Director: Debbie Rao, Ishaan Nair and Abi Varghese
Writer: Neel Shah and Ravi Patel, Nisha Kalra, Devashree Shivadekar
Cast: Swara Bhasker, Ravi Patel, Dolly Singh, Varun Thakur, and Girish Kulkarni
Producer: David Bernad, Ruben Fleischer, Seher Aly Latif, Shivani Saran
Streaming Platform: Netflix
Comparisons with The Marvelous Mrs Maisel, streaming on Amazon Prime, will be a dime a dozen, so perhaps it makes more sense to outline how Bhaag Beanie Bhaag, streaming on Netflix, treads its own course, even as it dangerously flirts with boredom and narrative contrivance. While the narrative arc- of using stand up comedy to resurrect one's life- might feel familiar, here things start off differently. Bindiya Akankshi Bhatnagar aka Beanie (Swara Bhasker) just wants to make jokes in public. The flashback sequence showing her reading joke books and creating simulations of them is what differentiates her from Mrs. Maisel. This MBA comic thinks she can feedback-form her way to fun. She doesn't want to be on stage to exorcize herself- her humour, at least initially, doesn't come from this space of immediacy and tragedy. It's only an act to make people laugh, and to be honest, like Beanie's mother, I didn't find her funny until her last climactic stand-up, which was itself an odd mix of motivation and humour.
Of course there is the part where Beanie's parents find out about her sex life by chancing upon her comedy act, much like how Mrs. Maisel's father is shocked by her stage performance describing sex, but the shock of the latter is so much more because the humour is so much more. I am sorry but sex in a (plush and mood-lit) public toilet just won't cut it as humour, unless you really are willing to jump off the deep end and go all out. This, Beanie, and the makers, both aren't willing to do. So this humdrum breeziness is what we are left with, a mediocre comic with massive ambitions. Can you imagine Masaba Masaba if she was a mediocre designer? That show hinged on her genius, and this show too should have hinged on Beanie's superlative comic timing.

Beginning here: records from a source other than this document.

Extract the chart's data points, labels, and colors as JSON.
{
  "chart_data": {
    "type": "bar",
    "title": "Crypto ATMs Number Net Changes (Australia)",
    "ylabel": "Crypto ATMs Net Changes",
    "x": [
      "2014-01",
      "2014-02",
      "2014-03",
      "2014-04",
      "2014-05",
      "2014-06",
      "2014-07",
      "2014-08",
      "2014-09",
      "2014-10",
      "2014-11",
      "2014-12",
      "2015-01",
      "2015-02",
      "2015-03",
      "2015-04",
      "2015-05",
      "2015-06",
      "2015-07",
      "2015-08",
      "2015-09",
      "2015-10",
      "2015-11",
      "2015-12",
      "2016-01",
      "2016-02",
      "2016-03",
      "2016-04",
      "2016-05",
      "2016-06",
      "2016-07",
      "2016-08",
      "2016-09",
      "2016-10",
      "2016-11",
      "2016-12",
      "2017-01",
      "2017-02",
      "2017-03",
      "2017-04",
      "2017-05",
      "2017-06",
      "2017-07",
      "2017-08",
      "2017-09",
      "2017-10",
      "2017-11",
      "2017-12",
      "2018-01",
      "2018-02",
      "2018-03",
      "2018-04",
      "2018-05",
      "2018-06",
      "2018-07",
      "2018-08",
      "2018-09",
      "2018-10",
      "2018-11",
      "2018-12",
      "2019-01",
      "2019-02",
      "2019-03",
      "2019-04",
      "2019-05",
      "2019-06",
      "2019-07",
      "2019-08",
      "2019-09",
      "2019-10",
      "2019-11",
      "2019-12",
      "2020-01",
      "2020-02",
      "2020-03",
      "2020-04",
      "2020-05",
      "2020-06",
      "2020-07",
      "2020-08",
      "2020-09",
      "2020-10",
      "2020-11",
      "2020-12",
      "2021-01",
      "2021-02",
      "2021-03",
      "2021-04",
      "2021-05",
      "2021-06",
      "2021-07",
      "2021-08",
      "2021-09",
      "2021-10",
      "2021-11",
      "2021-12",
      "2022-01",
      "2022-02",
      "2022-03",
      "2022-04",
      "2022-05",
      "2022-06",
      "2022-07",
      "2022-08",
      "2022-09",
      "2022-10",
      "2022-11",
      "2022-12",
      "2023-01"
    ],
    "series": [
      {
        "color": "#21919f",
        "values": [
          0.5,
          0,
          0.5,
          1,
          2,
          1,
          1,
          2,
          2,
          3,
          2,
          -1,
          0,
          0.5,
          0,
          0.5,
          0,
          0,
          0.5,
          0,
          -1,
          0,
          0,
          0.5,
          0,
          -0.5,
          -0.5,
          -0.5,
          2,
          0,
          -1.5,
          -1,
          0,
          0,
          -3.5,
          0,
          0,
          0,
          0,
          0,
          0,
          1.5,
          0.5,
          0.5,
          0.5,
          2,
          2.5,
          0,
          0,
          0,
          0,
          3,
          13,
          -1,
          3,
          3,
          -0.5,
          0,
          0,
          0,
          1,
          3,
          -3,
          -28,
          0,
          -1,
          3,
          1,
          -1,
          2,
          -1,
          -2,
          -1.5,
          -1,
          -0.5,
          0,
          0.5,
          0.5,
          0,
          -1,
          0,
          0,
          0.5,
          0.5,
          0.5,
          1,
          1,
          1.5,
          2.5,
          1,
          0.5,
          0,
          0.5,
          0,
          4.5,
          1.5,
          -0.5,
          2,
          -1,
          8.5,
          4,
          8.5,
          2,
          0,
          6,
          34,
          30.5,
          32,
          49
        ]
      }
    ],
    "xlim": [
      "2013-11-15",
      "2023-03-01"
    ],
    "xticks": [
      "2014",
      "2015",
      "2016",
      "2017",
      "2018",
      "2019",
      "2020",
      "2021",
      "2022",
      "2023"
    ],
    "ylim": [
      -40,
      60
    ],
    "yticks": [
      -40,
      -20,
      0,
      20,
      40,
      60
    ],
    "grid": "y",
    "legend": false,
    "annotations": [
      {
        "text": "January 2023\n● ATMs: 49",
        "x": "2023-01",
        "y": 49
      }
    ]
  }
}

There is smart writing peppered throughout, but smart doesn't cut it in a show that needed to be funny.
So, Beanie does stand-up to work through a bad day, but she never refers to the bad day on stage- the laughs she gets from her generic, prepared jokes seems to do the trick. But as the episodes progress, this spotlight catharsis involves her getting more impromptu, more radical, and even more funny. But again, the humour is never hysterical- it isn't designed to make you gag, but the kind you would laugh at loudly only if you watched it live, so the comic feels encouraged.
So for a show -6 episodes, 20 minutes each- that just wants to be breezy, it almost makes the cut. In the first episode we see Beanie leave her roka ceremony dressed in a pigeon gown gifted by her fiance's mother (Veere Di Wedding did this better, but to be fair, even that was shoddy), but she also leaves her fiance, and her job, to pursue a stand-up gig which she bombs. The episode plays out with an inertness so you are not expected to and thus don't feel any despair for Beanie. Everything is played out for caricature- her fiance who is designed to not listen to her, or read her obvious facial cues (Varun Thakur), her best friend who is an influencer (Dolly Singh), her father who is strict but soft (Girish Kulkarni), and her mother who is soft but strict (Mona Ambegaonkar). It all plays out for shits and giggles which would be okay if it had consistent humour propping it up. There are stretches that are just not funny or moving, and barely engaging. The whole couple's therapy for Beanie's parents is not just shoddy but too convenient a narrative trope- as viewers we can see through the lazy writing here, attempting to finish an arc, that should take a few episodes, within ten minutes. (Both Masaba Masaba and Bhaag Beanie Bhaag use therapy as a minefield for humour, but both spectacularly fail. Maybe it needs an Ethos to bring in a flesh and blood therapist, for the odd, black humour to stain.)
There is smart writing peppered throughout ("Jab family samosa vale ho toh salsa ke sapne nahin dekhne chahiye"), but smart doesn't cut it in a show that needed to be funny. The few-and-far-between bits that are funny involves the NRI comic Ravi Patel playing his namesake (He also co-wrote this show). He is funny because nothing about him feels prepared, and he wears his self-doubt on his sleeve. Whereas, there's something steely about Swara Bhasker which I fear is not a character trait, but an acting lacunae having seen this same steeliness in her Amazon Prime show Rasbhari and ErosNow's Flesh. Here too, you get a sense of this reticent but desperate to be outgoing figure that just feels too timid to do the impulsive things she does. You can't YOLO your way through life, the way you might do through some decisions. Well, unless you have a rich, influencer best friend like Beanie has, on whose plush couch you can crash- in which case, YOLO away.